Kotlin Delegation Tutorial: Class Delegation, Property Delegation with Mini Projects


This Kotlin Delegation tutorial explains how delegation works in Kotlin, covering class delegation and property delegation. It demonstrates how delegation helps reduce boilerplate code and promotes composition over inheritance. The chapter also includes real-world mini projects such as a file-based student management system and a log file analyzer to apply delegation concepts practically.

Kotlin Delegation – Complete Tutorial

What Is Delegation?

Delegation is a design pattern where an object handles a request by delegating it to another object. Kotlin provides native language support for delegation using the by keyword.

Delegation promotes composition over inheritance, making code more flexible and maintainable.

Class Delegation

Class delegation allows one class to delegate the implementation of an interface to another object.

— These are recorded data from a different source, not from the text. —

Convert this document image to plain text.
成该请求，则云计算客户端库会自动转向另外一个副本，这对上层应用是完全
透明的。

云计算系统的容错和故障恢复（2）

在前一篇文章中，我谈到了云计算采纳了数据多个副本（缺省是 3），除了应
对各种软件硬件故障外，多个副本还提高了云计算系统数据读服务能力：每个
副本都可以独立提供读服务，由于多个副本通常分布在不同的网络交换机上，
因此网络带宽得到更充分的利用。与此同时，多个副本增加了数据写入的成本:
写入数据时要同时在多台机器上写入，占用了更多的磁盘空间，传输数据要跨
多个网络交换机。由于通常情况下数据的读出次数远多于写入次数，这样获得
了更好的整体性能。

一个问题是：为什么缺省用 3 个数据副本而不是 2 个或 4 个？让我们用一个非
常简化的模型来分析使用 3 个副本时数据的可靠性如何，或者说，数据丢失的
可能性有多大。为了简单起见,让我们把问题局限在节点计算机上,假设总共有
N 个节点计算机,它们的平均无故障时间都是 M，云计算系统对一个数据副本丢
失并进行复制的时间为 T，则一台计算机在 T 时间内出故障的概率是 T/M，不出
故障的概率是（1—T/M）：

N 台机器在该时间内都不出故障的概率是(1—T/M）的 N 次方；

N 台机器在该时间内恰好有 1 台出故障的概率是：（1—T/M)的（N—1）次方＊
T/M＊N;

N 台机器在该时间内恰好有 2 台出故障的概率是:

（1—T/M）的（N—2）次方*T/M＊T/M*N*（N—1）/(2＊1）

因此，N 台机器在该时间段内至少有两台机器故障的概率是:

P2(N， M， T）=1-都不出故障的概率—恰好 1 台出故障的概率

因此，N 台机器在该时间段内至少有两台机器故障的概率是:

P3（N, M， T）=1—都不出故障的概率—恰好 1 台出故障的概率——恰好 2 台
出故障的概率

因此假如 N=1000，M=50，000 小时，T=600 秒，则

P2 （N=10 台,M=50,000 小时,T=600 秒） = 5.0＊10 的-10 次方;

Without Delegation (Traditional Way)


interface Printer {
fun print()
}

class InkPrinter : Printer {
override fun print() {
println("Printing with ink printer")
}
}

class PrinterManager(private val printer: Printer) : Printer {
override fun print() {
printer.print()
}
}

With Class Delegation (Recommended)


class PrinterManager(printer: Printer) : Printer by printer

Example Usage


fun main() {
val printer = InkPrinter()
val manager = PrinterManager(printer)
manager.print()
}

Best Practices for Class Delegation

  1. Prefer delegation over inheritance.
  2. Delegate behavior, not state.
  3. Keep delegated interfaces small and focused.

Property Delegation

Property delegation allows the logic of getter and setter to be handled by another object.

Kotlin provides built-in delegates like lazy, observable, and vetoable.

lazy Delegation


val message: String by lazy {
println("Initialized")
"Hello Kotlin"
}

fun main() {
println(message)
println(message)
}

observable Delegation


import kotlin.properties.Delegates

var userName: String by Delegates.observable("Guest") { _, old, new ->
println("Name changed from $old to $new")
}

fun main() {
userName = "Muni"
}

Custom Property Delegation


import kotlin.reflect.KProperty

class LoggerDelegate {
operator fun getValue(thisRef: Any?, property: KProperty<*>): String {
return "Accessing ${property.name}"
}
}

class AppConfig {
val config: String by LoggerDelegate()
}

fun main() {
val app = AppConfig()
println(app.config)
}

Best Practices for Property Delegation

  1. Use lazy for expensive initialization.
  2. Use observable for tracking state changes.
  3. Create custom delegates for reusable property logic.

Mini Projects

Mini Project 1: File-Based Student Management System

Features

  1. Add student records
  2. Save to file
  3. Read from file

Code Example


import java.io.File

data class Student(val id: Int, val name: String, val marks: Int)

class StudentRepository(private val file: File) {

fun addStudent(student: Student) {
file.appendText("${student.id},${student.name},${student.marks}\n")
}

fun readStudents(): List<Student> {
if (!file.exists()) return emptyList()

return file.readLines().map {
val parts = it.split(",")
Student(parts[0].toInt(), parts[1], parts[2].toInt())
}
}
}

fun main() {
val repo = StudentRepository(File("students.txt"))
repo.addStudent(Student(1, "Muni", 85))
println(repo.readStudents())
}

Concepts Used

  1. Data classes
  2. File handling
  3. Clean separation of responsibility

Mini Project 2: Log File Analyzer

Features

  1. Read log file
  2. Count error entries
  3. Display summary

Code Example


import java.io.File

fun main() {
val logFile = File("app.log")

if (!logFile.exists()) {
println("Log file not found")
return
}

val errorCount = logFile.readLines()
.count { it.contains("ERROR") }

println("Total ERROR entries: $errorCount")
}

Enhancements (Practice)

  1. Add delegation for logging configuration
  2. Filter logs by date or level
  3. Export summary report

Summary

This chapter covered Kotlin delegation in depth, including class delegation and property delegation using built-in and custom delegates. Delegation helps reduce boilerplate code and improves design flexibility. The included mini projects demonstrated practical usage of delegation, file handling, and functional programming concepts.